What to know if faced with garnishment in Tennessee
In Tennessee, wage garnishment can be avoided by filing bankruptcy.
These days, if you are behind on your bills, you are not alone, as many in Tennessee are in the same boat. However, if this is the case, you may face the threat of wage garnishment. Garnishment is a court order that tells your employer to withhold a portion of your wages to be applied towards your debt. If you are in this situation, it is important to be familiar with how the garnishment process works and what can be done about it.
Garnishment in Tennessee
In most cases, a creditor must sue you and win a judgment against you before your wages may be garnished. However, in Tennessee, there are a few types of debt where a creditor does not have to get a judgment against you first:
- Child support
- Income taxes
- Student loans
In cases other than these exceptions, once the creditor has obtained the judgment, it may ask the court to garnish your wages. If the order is granted, your employer must obey the order and withhold a portion of your wages. Since complying with the order is a hassle for employers (who may wish to terminate your employment as a result), federal law protects you against being fired because of garnishment, assuming that your wages are subject to a maximum of one garnishment order.
Limitations on garnishment
If you wages are being garnished, Tennessee law protects how much may be garnished from each paycheck, so that you have enough income left over to pay for necessities. Under the law, the most that can be garnished from your paycheck is the larger of:
- 25 percent of your disposable weekly earnings (i.e. earnings after deductions for taxes and other expenses); or
- The amount by which your weekly disposable earnings exceeds 30 times the federal minimum wage
Additionally, the law allows you to keep up to $2.50 per week for each dependent child that you support. If your wages are being garnished by more than one creditor, the law sets the maximum amount that may be garnished (regardless of number of creditors) to 25 percent of your weekly disposable earnings.

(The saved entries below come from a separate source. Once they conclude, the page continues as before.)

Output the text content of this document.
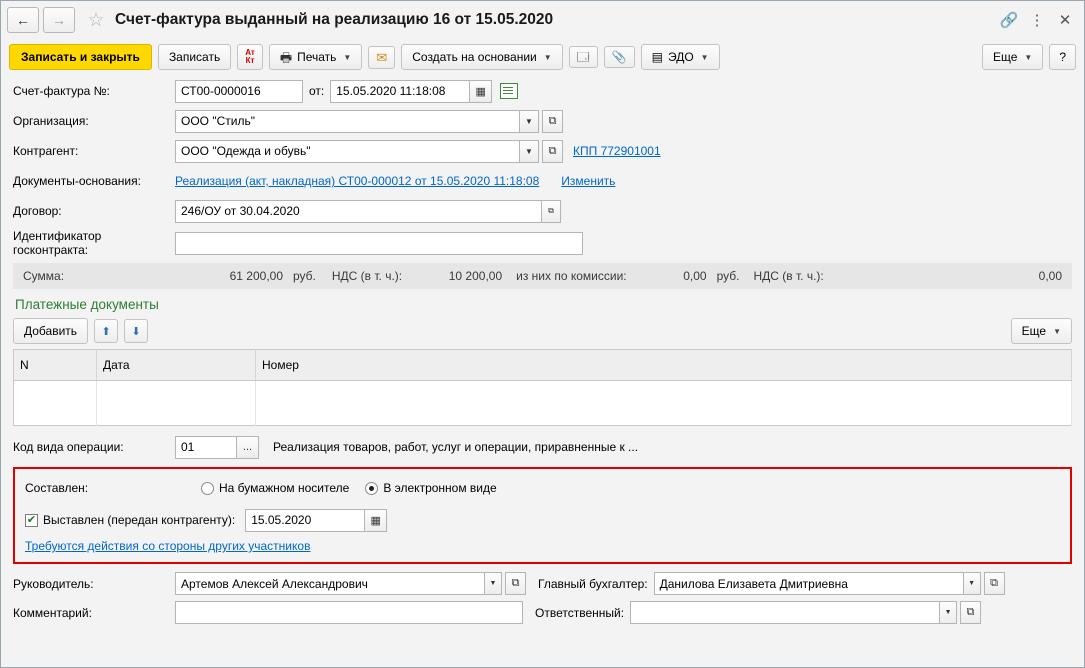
← → ☆ Счет-фактура выданный на реализацию 16 от 15.05.2020	🔗 ⋮ ✕
Записать и закрыть	Записать	Ат
Кт 🖶 Печать ▼ ✉ Создать на основании ▼ 🗔 📎 ▤ ЭДО ▼	Еще ▼	?
Счет-фактура №:	СТ00-0000016	от:	15.05.2020 11:18:08	▦
Организация:	ООО "Стиль"	▼	⧉
Контрагент:	ООО "Одежда и обувь"	▼	⧉	КПП 772901001
Документы-основания:	Реализация (акт, накладная) СТ00-000012 от 15.05.2020 11:18:08 Изменить
Договор:	246/ОУ от 30.04.2020	⧉
Идентификатор госконтракта:
Сумма:	61 200,00 руб. НДС (в т. ч.):	10 200,00 из них по комиссии:	0,00 руб. НДС (в т. ч.):	0,00
Платежные документы
Добавить	⬆ ⬇	Еще ▼
N	Дата	Номер

Код вида операции:	01	...	Реализация товаров, работ, услуг и операции, приравненные к ...
Составлен:	На бумажном носителе	В электронном виде
✔ Выставлен (передан контрагенту):	15.05.2020	▦
Требуются действия со стороны других участников
Руководитель:	Артемов Алексей Александрович	▼	⧉	Главный бухгалтер:	Данилова Елизавета Дмитриевна	▼	⧉
Комментарий:	Ответственный:	▼	⧉
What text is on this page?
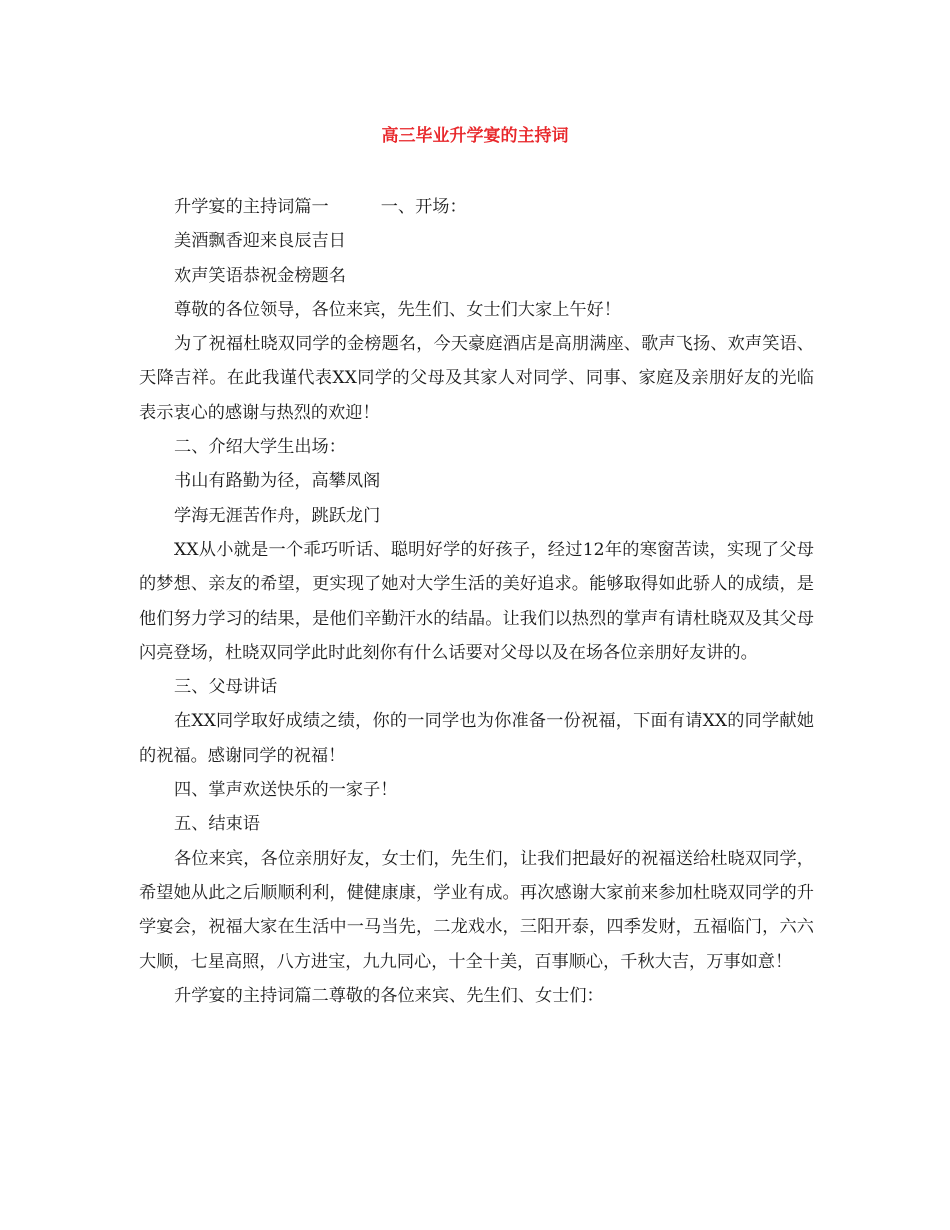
高三毕业升学宴的主持词

升学宴的主持词篇一	一、开场：

美酒飘香迎来良辰吉日

欢声笑语恭祝金榜题名

尊敬的各位领导，各位来宾，先生们、女士们大家上午好！

为了祝福杜晓双同学的金榜题名，今天豪庭酒店是高朋满座、歌声飞扬、欢声笑语、天降吉祥。在此我谨代表XX同学的父母及其家人对同学、同事、家庭及亲朋好友的光临表示衷心的感谢与热烈的欢迎！

二、介绍大学生出场：

书山有路勤为径，高攀凤阁

学海无涯苦作舟，跳跃龙门

XX从小就是一个乖巧听话、聪明好学的好孩子，经过12年的寒窗苦读，实现了父母的梦想、亲友的希望，更实现了她对大学生活的美好追求。能够取得如此骄人的成绩，是他们努力学习的结果，是他们辛勤汗水的结晶。让我们以热烈的掌声有请杜晓双及其父母闪亮登场，杜晓双同学此时此刻你有什么话要对父母以及在场各位亲朋好友讲的。

三、父母讲话

在XX同学取好成绩之绩，你的一同学也为你准备一份祝福，下面有请XX的同学献她的祝福。感谢同学的祝福！

四、掌声欢送快乐的一家子！

五、结束语

各位来宾，各位亲朋好友，女士们，先生们，让我们把最好的祝福送给杜晓双同学，希望她从此之后顺顺利利，健健康康，学业有成。再次感谢大家前来参加杜晓双同学的升学宴会，祝福大家在生活中一马当先，二龙戏水，三阳开泰，四季发财，五福临门，六六大顺，七星高照，八方进宝，九九同心，十全十美，百事顺心，千秋大吉，万事如意！

升学宴的主持词篇二尊敬的各位来宾、先生们、女士们：
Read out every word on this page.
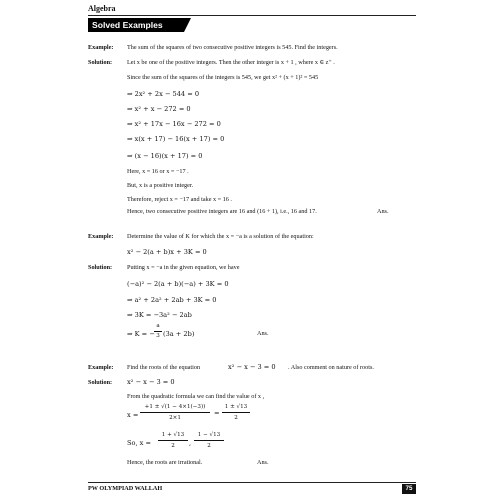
Algebra
Solved Examples
Example: The sum of the squares of two consecutive positive integers is 545. Find the integers.
Solution: Let x be one of the positive integers. Then the other integer is x + 1 , where x ∈ z⁺ .
Since the sum of the squares of the integers is 545, we get x² + (x + 1)² = 545
⇒ 2x² + 2x − 544 = 0
⇒ x² + x − 272 = 0
⇒ x² + 17x − 16x − 272 = 0
⇒ x(x + 17) − 16(x + 17) = 0
⇒ (x − 16)(x + 17) = 0
Here, x = 16 or x = −17 .
But, x is a positive integer.
Therefore, reject x = −17 and take x = 16 .
Hence, two consecutive positive integers are 16 and (16 + 1), i.e., 16 and 17.	Ans.
Example: Determine the value of K for which the x = −a is a solution of the equation:
x² − 2(a + b)x + 3K = 0
Solution: Putting x = −a in the given equation, we have
(−a)² − 2(a + b)(−a) + 3K = 0
⇒ a² + 2a² + 2ab + 3K = 0
⇒ 3K = −3a² − 2ab
⇒ K = −
a
3 (3a + 2b)	Ans.
Example: Find the roots of the equation	x² − x − 3 = 0 . Also comment on nature of roots.
Solution: x² − x − 3 = 0
From the quadratic formula we can find the value of x ,
x =
+1 ± √(1 − 4×1(−3))
2×1
=
1 ± √13
2
So, x =
1 + √13
2	,
1 − √13
2
Hence, the roots are irrational.	Ans.
PW OLYMPIAD WALLAH	75
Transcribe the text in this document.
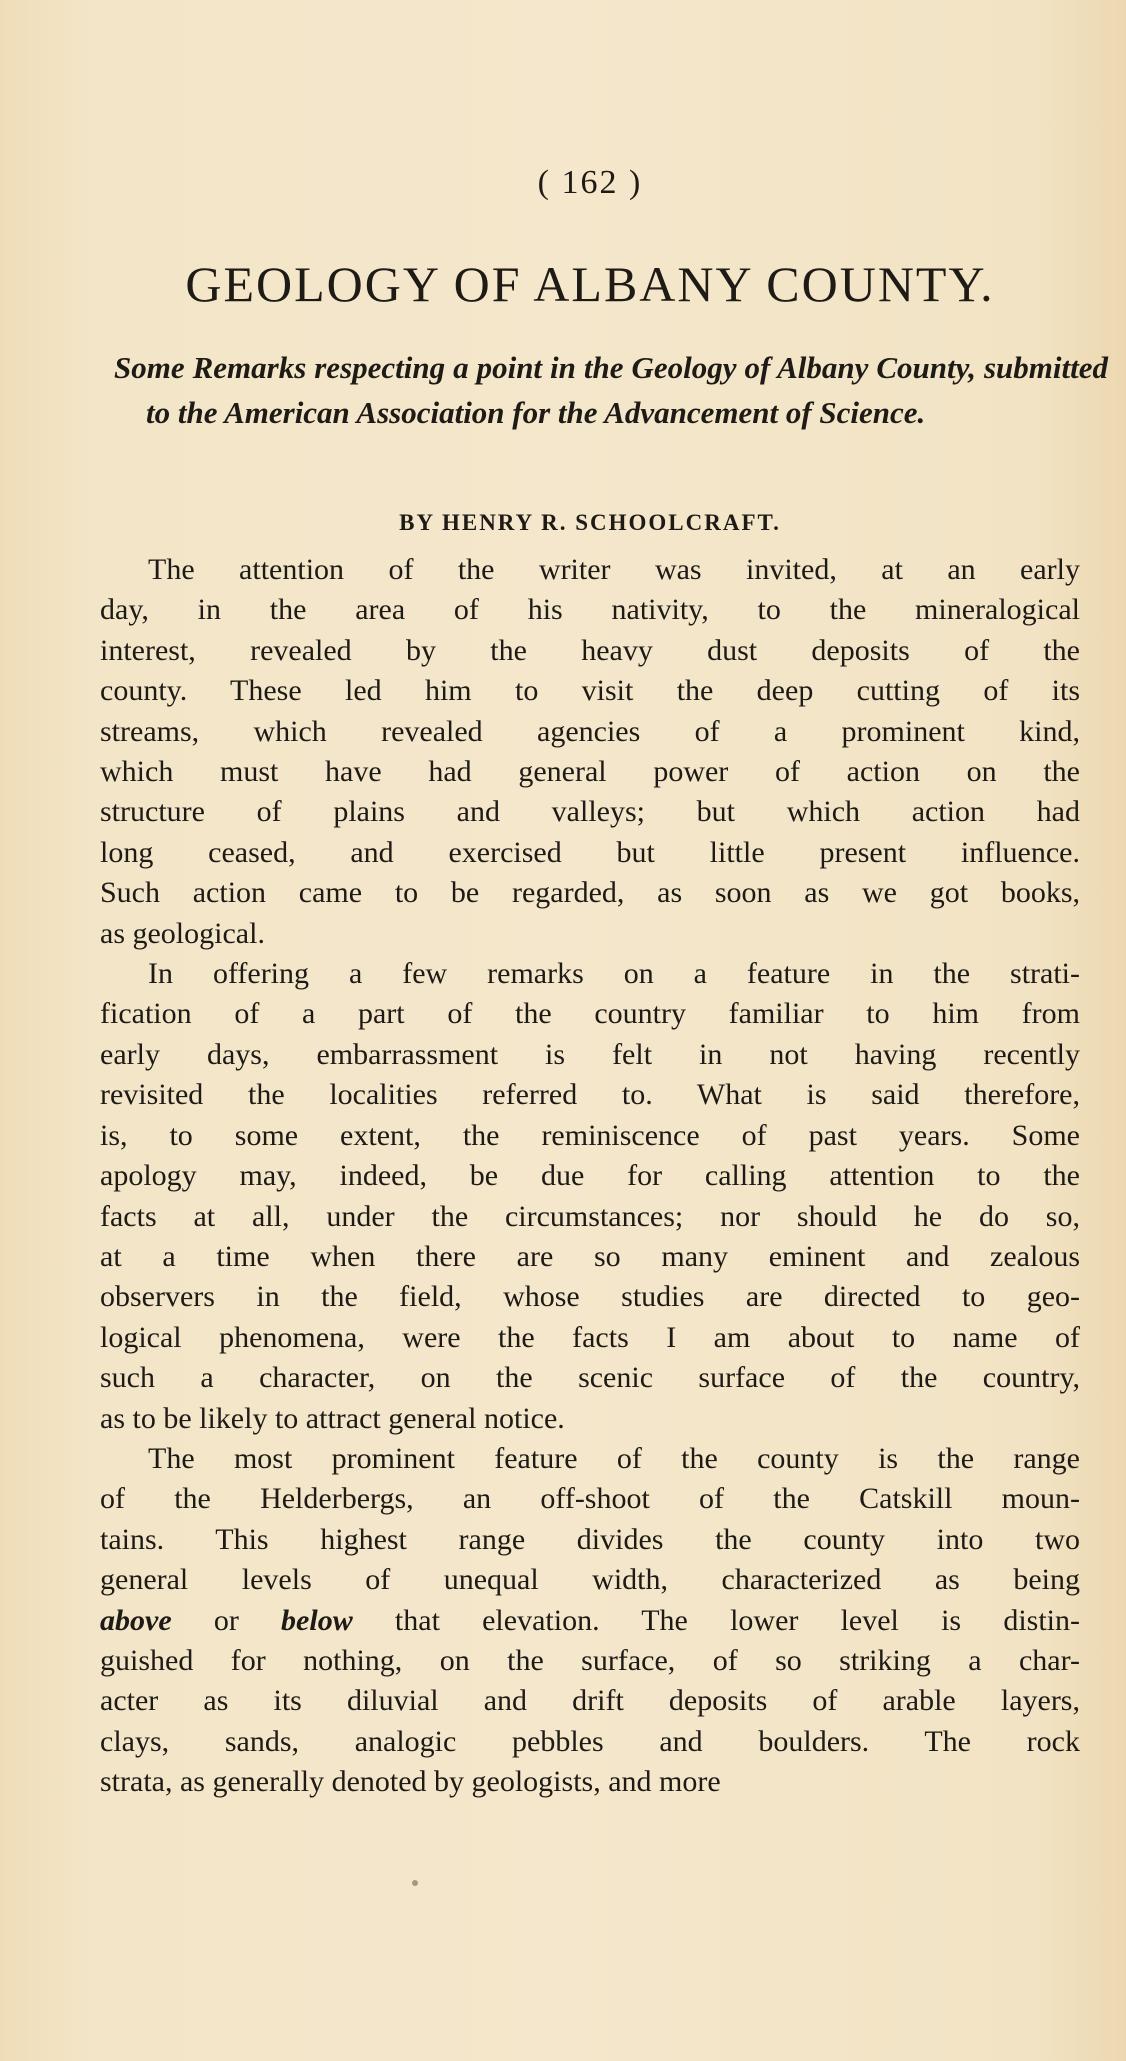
( 162 )
GEOLOGY OF ALBANY COUNTY.
Some Remarks respecting a point in the Geology of Albany County, submitted to the American Association for the Advancement of Science.
BY HENRY R. SCHOOLCRAFT.
The attention of the writer was invited, at an early
day, in the area of his nativity, to the mineralogical
interest, revealed by the heavy dust deposits of the
county. These led him to visit the deep cutting of its
streams, which revealed agencies of a prominent kind,
which must have had general power of action on the
structure of plains and valleys; but which action had
long ceased, and exercised but little present influence.
Such action came to be regarded, as soon as we got books,
as geological.
In offering a few remarks on a feature in the strati-
fication of a part of the country familiar to him from
early days, embarrassment is felt in not having recently
revisited the localities referred to. What is said therefore,
is, to some extent, the reminiscence of past years. Some
apology may, indeed, be due for calling attention to the
facts at all, under the circumstances; nor should he do so,
at a time when there are so many eminent and zealous
observers in the field, whose studies are directed to geo-
logical phenomena, were the facts I am about to name of
such a character, on the scenic surface of the country,
as to be likely to attract general notice.
The most prominent feature of the county is the range
of the Helderbergs, an off-shoot of the Catskill moun-
tains. This highest range divides the county into two
general levels of unequal width, characterized as being
above or below that elevation. The lower level is distin-
guished for nothing, on the surface, of so striking a char-
acter as its diluvial and drift deposits of arable layers,
clays, sands, analogic pebbles and boulders. The rock
strata, as generally denoted by geologists, and more
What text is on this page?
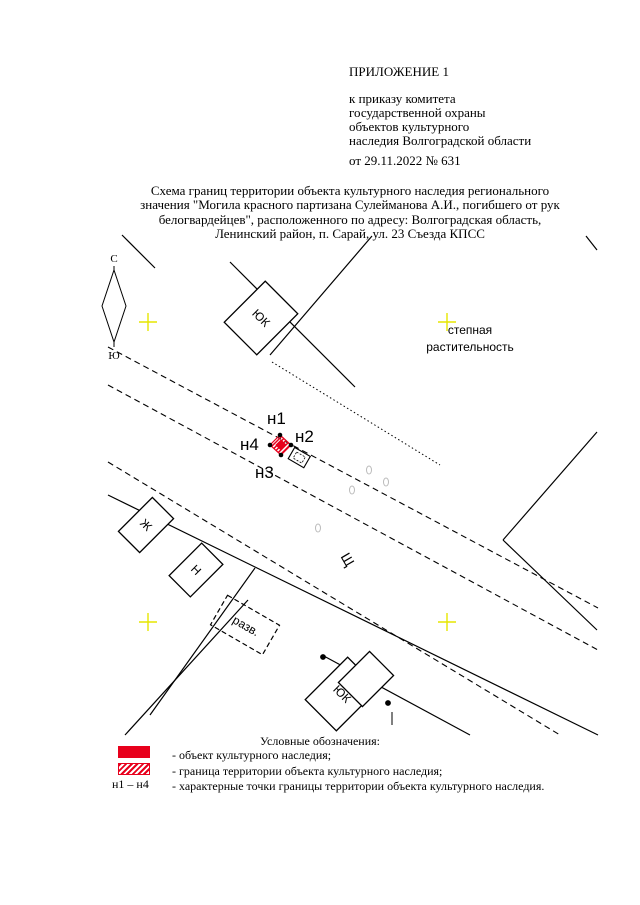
ПРИЛОЖЕНИЕ 1
к приказу комитета
государственной охраны
объектов культурного
наследия Волгоградской области
от 29.11.2022 № 631
Схема границ территории объекта культурного наследия регионального
значения "Могила красного партизана Сулейманова А.И., погибшего от рук
белогвардейцев", расположенного по адресу: Волгоградская область,
Ленинский район, п. Сарай, ул. 23 Съезда КПСС
ЮК
ЮК
Ж
Н
разв.
Щ
степная
растительность
С
Ю
н1
н2
н3
н4
Условные обозначения:
н1 – н4
- объект культурного наследия;
- граница территории объекта культурного наследия;
- характерные точки границы территории объекта культурного наследия.
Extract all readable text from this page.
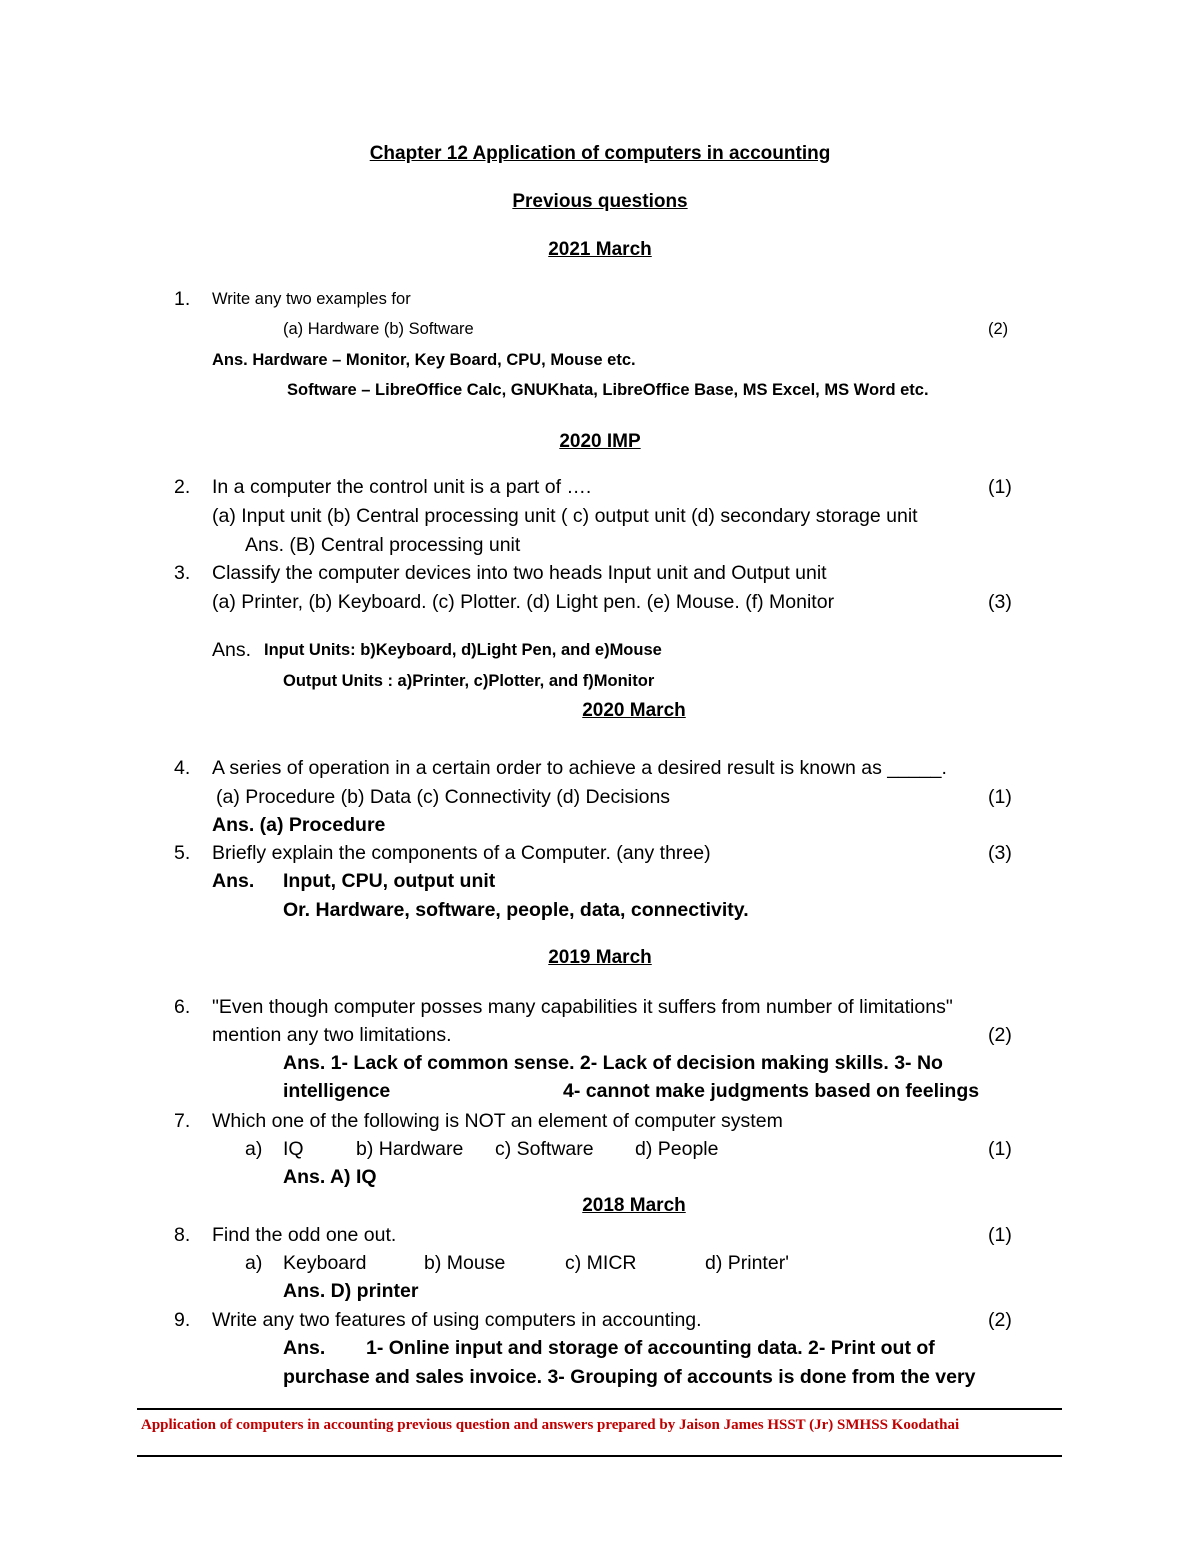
Chapter 12 Application of computers in accounting
Previous questions
2021 March
1. Write any two examples for
(a) Hardware (b) Software	(2)
Ans. Hardware – Monitor, Key Board, CPU, Mouse etc.
Software – LibreOffice Calc, GNUKhata, LibreOffice Base, MS Excel, MS Word etc.
2020 IMP
2. In a computer the control unit is a part of ….	(1)
(a) Input unit (b) Central processing unit ( c) output unit (d) secondary storage unit
Ans. (B) Central processing unit
3. Classify the computer devices into two heads Input unit and Output unit
(a) Printer, (b) Keyboard. (c) Plotter. (d) Light pen. (e) Mouse. (f) Monitor	(3)
Ans. Input Units: b)Keyboard, d)Light Pen, and e)Mouse
Output Units : a)Printer, c)Plotter, and f)Monitor
2020 March
4. A series of operation in a certain order to achieve a desired result is known as _____.
(a) Procedure (b) Data (c) Connectivity (d) Decisions	(1)
Ans. (a) Procedure
5. Briefly explain the components of a Computer. (any three)	(3)
Ans. Input, CPU, output unit
Or. Hardware, software, people, data, connectivity.
2019 March
6. "Even though computer posses many capabilities it suffers from number of limitations"
mention any two limitations.	(2)
Ans. 1- Lack of common sense. 2- Lack of decision making skills. 3- No
intelligence	4- cannot make judgments based on feelings
7. Which one of the following is NOT an element of computer system
a) IQ	b) Hardware c) Software d) People	(1)
Ans. A) IQ
2018 March
8. Find the odd one out.	(1)
a) Keyboard	b) Mouse	c) MICR	d) Printer'
Ans. D) printer
9. Write any two features of using computers in accounting.	(2)
Ans. 1- Online input and storage of accounting data. 2- Print out of
purchase and sales invoice. 3- Grouping of accounts is done from the very
Application of computers in accounting previous question and answers prepared by Jaison James HSST (Jr) SMHSS Koodathai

If you receive notice of a garnishment order, you may be able to avoid having your wages garnished by attempting to negotiate a repayment plan with your creditor. However, in many cases, creditors may refuse to work with you. If this is the case, filing bankruptcy can help your situation. Once you have filed bankruptcy, the automatic stay stops all debt collection, including garnishment. Once you complete bankruptcy, you are free of most of your debt that existed prior to filing bankruptcy, giving you a fresh start.
When faced with the threat of garnishment, it is important to act quickly before the situation worsens. If you find yourself in this situation, an experienced bankruptcy attorney can recommend the best way to get you out of your financial difficulties.